No, no, I’ll not think of Caesar now
. Caesar would take care of the elephants, as he had taken care of everything else—Pompey, Ptolemy, Pothinus, Pharnaces. Unfortunately Juba and Scipio’s names did not begin with
P
.

“But I will do anything necessary to be Kandake, even eat ten meals a day,” she said cheerfully. “I’ve come to adore those fatty ostrich patties, and camel milk with a sediment of honey, and pastry made of ground walnuts, rolled in butter, and coated with honey. The fat of lambs’ tails…oh, it’s been an ongoing battle, but I’ve conquered my aversions, I tell you. I can even relish a platter of fried peacock sausage swimming in olive oil, covered with melted cheese. Umm.” She clapped her hands, and out of the growing darkness her litter appeared. “I will have to return to the palace to partake of my mid-evening meal. Tomorrow we will meet in the throne room, and I will have the impostor brought before you. You may give your verdict on him.” With the help of two bearers, she heaved herself up off the throne. “I trust your quarters are satisfactory. I have assigned a servant of the chamber to wait on you.”

“That is not necessary,” I assured her. “I brought my own attendant; in fact, she is Nubian.”

“No, I insist you permit this slave to serve you,” she said.

“I do not care for slaves. I do not have them in my royal quarters; all my attendants are free men.”

“This is a slave unlike any you have had before. Utterly discreet, hardworking, amusing, loyal—and green.”

“Green?” Now she was joking.

“Yes, green. Her name is Kasu, and she is an African green monkey. Her only drawback is that she has a tendency to steal. On the other hand, she can fetch things down from high places.”
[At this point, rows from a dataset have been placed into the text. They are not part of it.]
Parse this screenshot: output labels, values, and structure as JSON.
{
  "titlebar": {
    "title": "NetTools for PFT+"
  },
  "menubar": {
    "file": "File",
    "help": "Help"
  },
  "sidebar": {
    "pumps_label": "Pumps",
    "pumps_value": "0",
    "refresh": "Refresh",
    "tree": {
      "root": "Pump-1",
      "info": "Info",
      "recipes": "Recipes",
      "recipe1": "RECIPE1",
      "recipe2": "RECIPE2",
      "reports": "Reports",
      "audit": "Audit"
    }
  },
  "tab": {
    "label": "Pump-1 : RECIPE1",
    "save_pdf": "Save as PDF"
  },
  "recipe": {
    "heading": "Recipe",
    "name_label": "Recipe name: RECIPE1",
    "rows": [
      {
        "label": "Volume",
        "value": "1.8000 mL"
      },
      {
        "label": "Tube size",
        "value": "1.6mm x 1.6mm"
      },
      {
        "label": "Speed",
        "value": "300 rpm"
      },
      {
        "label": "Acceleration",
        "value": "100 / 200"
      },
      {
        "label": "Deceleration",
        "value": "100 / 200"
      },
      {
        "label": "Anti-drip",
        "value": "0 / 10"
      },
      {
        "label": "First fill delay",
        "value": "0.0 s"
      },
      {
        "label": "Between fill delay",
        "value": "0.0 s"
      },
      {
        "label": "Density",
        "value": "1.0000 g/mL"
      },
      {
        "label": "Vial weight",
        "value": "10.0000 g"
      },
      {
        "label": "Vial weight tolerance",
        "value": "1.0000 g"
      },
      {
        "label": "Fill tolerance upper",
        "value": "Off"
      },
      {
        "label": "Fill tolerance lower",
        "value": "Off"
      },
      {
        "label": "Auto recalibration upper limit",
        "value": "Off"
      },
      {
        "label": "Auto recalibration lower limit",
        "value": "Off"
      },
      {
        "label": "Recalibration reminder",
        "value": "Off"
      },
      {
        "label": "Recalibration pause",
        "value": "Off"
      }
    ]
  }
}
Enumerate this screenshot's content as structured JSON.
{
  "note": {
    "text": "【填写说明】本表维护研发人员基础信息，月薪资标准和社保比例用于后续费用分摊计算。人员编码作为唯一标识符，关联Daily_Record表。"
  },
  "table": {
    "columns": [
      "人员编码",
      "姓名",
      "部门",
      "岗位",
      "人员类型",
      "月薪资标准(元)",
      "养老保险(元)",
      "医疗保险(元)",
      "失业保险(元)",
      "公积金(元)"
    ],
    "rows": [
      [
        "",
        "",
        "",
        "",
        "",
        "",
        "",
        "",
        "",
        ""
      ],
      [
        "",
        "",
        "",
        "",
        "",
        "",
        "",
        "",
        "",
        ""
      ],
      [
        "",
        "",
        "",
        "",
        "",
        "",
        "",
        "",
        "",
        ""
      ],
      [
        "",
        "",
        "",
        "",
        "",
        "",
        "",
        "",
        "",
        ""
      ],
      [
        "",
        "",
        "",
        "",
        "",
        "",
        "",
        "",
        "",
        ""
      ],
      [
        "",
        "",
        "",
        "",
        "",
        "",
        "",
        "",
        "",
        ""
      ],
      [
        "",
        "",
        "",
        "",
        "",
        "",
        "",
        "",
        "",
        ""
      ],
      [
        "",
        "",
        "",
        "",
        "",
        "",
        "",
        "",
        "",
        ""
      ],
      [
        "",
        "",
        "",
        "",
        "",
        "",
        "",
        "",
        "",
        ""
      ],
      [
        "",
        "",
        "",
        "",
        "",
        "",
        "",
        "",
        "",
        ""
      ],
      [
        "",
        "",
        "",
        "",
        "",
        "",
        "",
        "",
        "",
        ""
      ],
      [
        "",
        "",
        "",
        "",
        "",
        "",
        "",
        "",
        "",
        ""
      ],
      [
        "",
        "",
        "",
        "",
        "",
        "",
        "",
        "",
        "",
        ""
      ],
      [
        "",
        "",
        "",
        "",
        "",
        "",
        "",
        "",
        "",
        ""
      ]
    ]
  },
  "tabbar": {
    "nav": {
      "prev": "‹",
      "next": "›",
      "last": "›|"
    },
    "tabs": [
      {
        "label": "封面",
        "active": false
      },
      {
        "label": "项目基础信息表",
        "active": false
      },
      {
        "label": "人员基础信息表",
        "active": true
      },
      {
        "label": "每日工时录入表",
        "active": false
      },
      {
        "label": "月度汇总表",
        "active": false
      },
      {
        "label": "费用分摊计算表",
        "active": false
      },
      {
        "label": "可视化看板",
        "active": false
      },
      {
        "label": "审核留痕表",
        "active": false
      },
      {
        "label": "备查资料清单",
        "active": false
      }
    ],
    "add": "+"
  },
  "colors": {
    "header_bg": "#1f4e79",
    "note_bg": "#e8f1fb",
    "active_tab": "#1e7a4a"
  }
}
“A monkey! You have monkeys as chamber servants?”

“Indeed,” she said, as she made her way majestically—and laboriously—down the steps to her litter. “The King of Punt sent a family of them to me long ago, along with a shipment of other animals destined for Rome. I took a fancy to them and kept them for myself. I suppose I, also, have a tendency to steal. Like master, like servant.” She daintily lifted up her foot to enter the litter. “Now they have bred and are everywhere in the palace. Handy creatures. Well, just try Kasu for one night.” She gave an airy wave of her hand and disappeared into the dark.

My own litter materialized, but I waved it away so I could walk a bit. My head was spinning. Amanishakheto was no ordinary monarch, and no ordinary woman. Perhaps the two never went together.

 

The luxury of the suite of rooms I had been given was more noticeable to me upon returning. Perhaps Amanishakheto did have gold to spare, after all. Iras was attempting to read a commemoration—I assumed—that was set in the wall. She shook her head.

“This script means nothing to me.”

“Have you been able to understand better the conversations you have heard?”

“No, I have to request that they speak the Lower Nubian dialect. You must remember, my family came from near the border with Egypt and were connected with the priesthood; that is why I was serving in the temple at Hermonthis. In many ways we were Egyptianized. For example, I’ve never heard of this lion-headed god they have here, Apedemak.”